As for branches: A branch is anything which jumps to another instruction instead of just letting the next instruction execute. This includes if, switch, parts of various loops, function calls, etc. and sometimes the compiler implements things that don't seem to branch in a way that actually needs a branch under the hood. See Why is processing a sorted array faster than an unsorted array? for why this may be slow, what CPUs do to counter this slowdown, and how this isn't a cure-all.
Here's some actual disassembled code from a virtual function call and a non-virtual call, respectively:
mov -0x8(%rbp),%rax
mov (%rax),%rax
mov (%rax),%rax
callq *%rax
callq 0x4007aa
You can see that the virtual call requires three additional instructions to look up the correct address, whereas the address of the non-virtual call can be compiled in.
However, note that most of the time that extra lookup time can be considered negligible. In situations where the lookup time would be significant, like in a loop, the value can usually be cached by doing the first three instructions before the loop.
The other situation where the lookup time becomes significant is if you have a collection of objects and you're looping through calling a virtual function on each of them. However, in that case, you're going to need some means of selecting which function to call anyway, and a virtual table lookup is as good a means as any. In fact, since the vtable lookup code is so widely used it is heavily optimized, so trying to work around it manually has a good chance of resulting in worse performance.
Slower than what?
Virtual functions solve a problem that cannot be solved by direct function calls. In general, you can only compare two programs which compute the same thing. "This ray tracer is faster than that compiler" doesn't make sense, and this principle generalizes even to small things like individual functions or programming language constructs.

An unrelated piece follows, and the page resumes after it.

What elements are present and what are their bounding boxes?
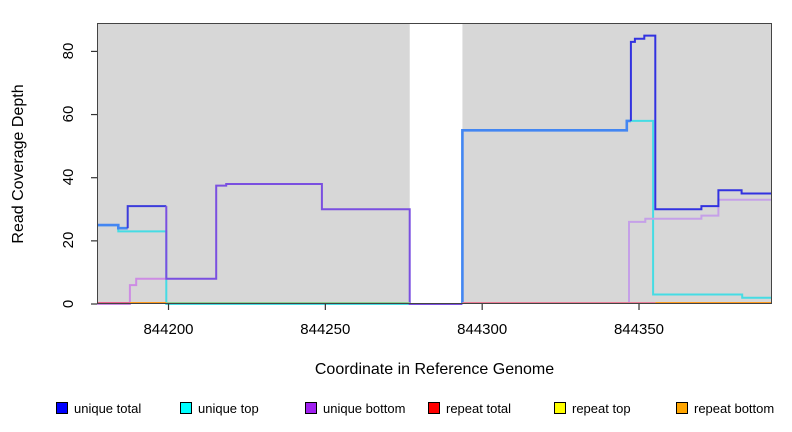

If you don't use a virtual function to dynamically switch to a piece of code based on a datum, such as an object's type, then you will have to use something else, like a switch statement to accomplish the same thing. That something else has its own overheads, plus implications on the organization of the program which influence its maintainability and global performance.
Note that in C++, calls to virtual functions are not always dynamic. When calls are made on an object whose exact type is known (because the object isn't a pointer or reference, or because its type can otherwise be statically inferred) then the calls are just regular member function calls. That not only means that there isn't dispatch overhead, but also that these calls can be inlined in the same way as ordinary calls.

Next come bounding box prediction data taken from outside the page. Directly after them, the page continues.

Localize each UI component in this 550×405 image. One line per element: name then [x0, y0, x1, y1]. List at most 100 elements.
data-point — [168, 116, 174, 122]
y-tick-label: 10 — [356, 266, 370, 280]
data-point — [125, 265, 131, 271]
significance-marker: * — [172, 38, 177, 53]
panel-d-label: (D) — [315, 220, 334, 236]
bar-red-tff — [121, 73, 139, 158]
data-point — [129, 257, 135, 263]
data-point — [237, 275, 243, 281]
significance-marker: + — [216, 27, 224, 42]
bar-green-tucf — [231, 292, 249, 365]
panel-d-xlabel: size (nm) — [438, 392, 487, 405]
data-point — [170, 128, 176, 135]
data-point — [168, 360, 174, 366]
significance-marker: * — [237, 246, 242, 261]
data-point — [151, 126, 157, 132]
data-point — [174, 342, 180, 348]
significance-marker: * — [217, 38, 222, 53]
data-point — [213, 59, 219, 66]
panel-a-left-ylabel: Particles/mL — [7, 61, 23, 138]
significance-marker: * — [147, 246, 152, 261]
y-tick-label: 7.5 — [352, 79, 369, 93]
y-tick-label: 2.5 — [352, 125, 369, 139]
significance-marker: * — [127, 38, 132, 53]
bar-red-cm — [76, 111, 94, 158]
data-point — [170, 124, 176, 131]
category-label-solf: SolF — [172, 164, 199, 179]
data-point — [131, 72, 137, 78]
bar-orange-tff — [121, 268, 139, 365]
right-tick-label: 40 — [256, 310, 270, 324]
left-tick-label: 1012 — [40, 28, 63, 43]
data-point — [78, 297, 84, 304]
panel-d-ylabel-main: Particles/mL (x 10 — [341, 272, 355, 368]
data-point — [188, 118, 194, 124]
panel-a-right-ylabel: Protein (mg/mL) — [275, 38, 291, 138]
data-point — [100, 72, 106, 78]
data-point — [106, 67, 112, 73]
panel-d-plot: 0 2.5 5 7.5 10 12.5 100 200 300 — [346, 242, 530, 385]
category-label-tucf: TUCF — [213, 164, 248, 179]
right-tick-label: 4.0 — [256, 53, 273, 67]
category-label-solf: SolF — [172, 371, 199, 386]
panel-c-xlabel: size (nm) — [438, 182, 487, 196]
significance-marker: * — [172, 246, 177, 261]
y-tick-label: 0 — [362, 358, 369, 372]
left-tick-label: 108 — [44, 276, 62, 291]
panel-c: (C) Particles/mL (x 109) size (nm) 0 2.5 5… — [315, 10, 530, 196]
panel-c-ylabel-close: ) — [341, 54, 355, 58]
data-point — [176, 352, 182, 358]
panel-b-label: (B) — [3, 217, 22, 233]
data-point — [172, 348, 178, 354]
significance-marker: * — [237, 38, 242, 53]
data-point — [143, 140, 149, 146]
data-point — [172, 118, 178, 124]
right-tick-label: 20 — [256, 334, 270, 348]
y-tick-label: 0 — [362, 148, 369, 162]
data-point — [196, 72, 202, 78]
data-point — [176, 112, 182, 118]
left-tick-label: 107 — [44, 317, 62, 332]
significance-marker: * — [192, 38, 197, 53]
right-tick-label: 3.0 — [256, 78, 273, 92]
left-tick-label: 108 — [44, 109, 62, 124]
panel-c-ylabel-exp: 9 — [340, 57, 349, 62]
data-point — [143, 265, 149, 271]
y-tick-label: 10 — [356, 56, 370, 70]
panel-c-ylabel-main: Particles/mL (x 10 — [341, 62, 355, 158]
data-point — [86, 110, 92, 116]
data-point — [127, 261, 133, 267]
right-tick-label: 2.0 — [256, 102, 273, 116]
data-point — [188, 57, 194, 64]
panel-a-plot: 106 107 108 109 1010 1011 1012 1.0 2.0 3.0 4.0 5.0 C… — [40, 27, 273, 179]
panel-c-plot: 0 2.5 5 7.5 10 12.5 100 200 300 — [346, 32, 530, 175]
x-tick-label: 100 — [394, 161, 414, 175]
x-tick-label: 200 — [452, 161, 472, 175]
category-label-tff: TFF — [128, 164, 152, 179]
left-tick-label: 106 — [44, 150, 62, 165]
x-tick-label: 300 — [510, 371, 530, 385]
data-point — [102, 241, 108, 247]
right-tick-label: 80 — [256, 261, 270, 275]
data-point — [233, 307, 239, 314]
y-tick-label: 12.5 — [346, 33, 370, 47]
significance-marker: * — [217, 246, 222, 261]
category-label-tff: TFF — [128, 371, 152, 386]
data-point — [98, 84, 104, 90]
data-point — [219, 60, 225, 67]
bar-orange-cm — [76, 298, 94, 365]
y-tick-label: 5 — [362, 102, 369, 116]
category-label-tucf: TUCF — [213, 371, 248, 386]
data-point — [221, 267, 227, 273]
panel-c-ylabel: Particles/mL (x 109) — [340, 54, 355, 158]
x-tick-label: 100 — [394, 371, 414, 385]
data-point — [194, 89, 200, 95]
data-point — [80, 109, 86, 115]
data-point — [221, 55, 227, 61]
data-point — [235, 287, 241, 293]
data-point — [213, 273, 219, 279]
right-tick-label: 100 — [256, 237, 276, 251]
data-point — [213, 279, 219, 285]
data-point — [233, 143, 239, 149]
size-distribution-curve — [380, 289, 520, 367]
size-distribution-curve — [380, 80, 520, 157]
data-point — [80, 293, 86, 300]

In other words, your C++ compiler can work out when virtual functions do not require virtual dispatch, so there is usually no reason to worry about their performance relative to non-virtual functions.
New: Also, we must not forget shared libraries. If you're using a class which is in a shared library, the call to an ordinary member function will not simply be a nice one instruction sequence like callq 0x4007aa. It has to go through a few hoops, like indirecting through a "program link table" or some such structure. Therefore, shared library indirection could somewhat (if not completely) level the cost difference between (truly indirect) virtual call and a direct call. So reasoning about virtual function tradeoffs must take into account how the program is built: whether the target object's class is monolithically linked into the program which is making the call.
because a virtual call is equivalent to
res_t (*foo)(arg_t);
foo = (obj->vtable[foo_offset]);
foo(obj,args)
where with a non-virtual function the compiler can constant-fold the first line, this is a dereference an addition and a dynamic call transformed into just a static call
this also lets it inline the function (with all due optimization consequences)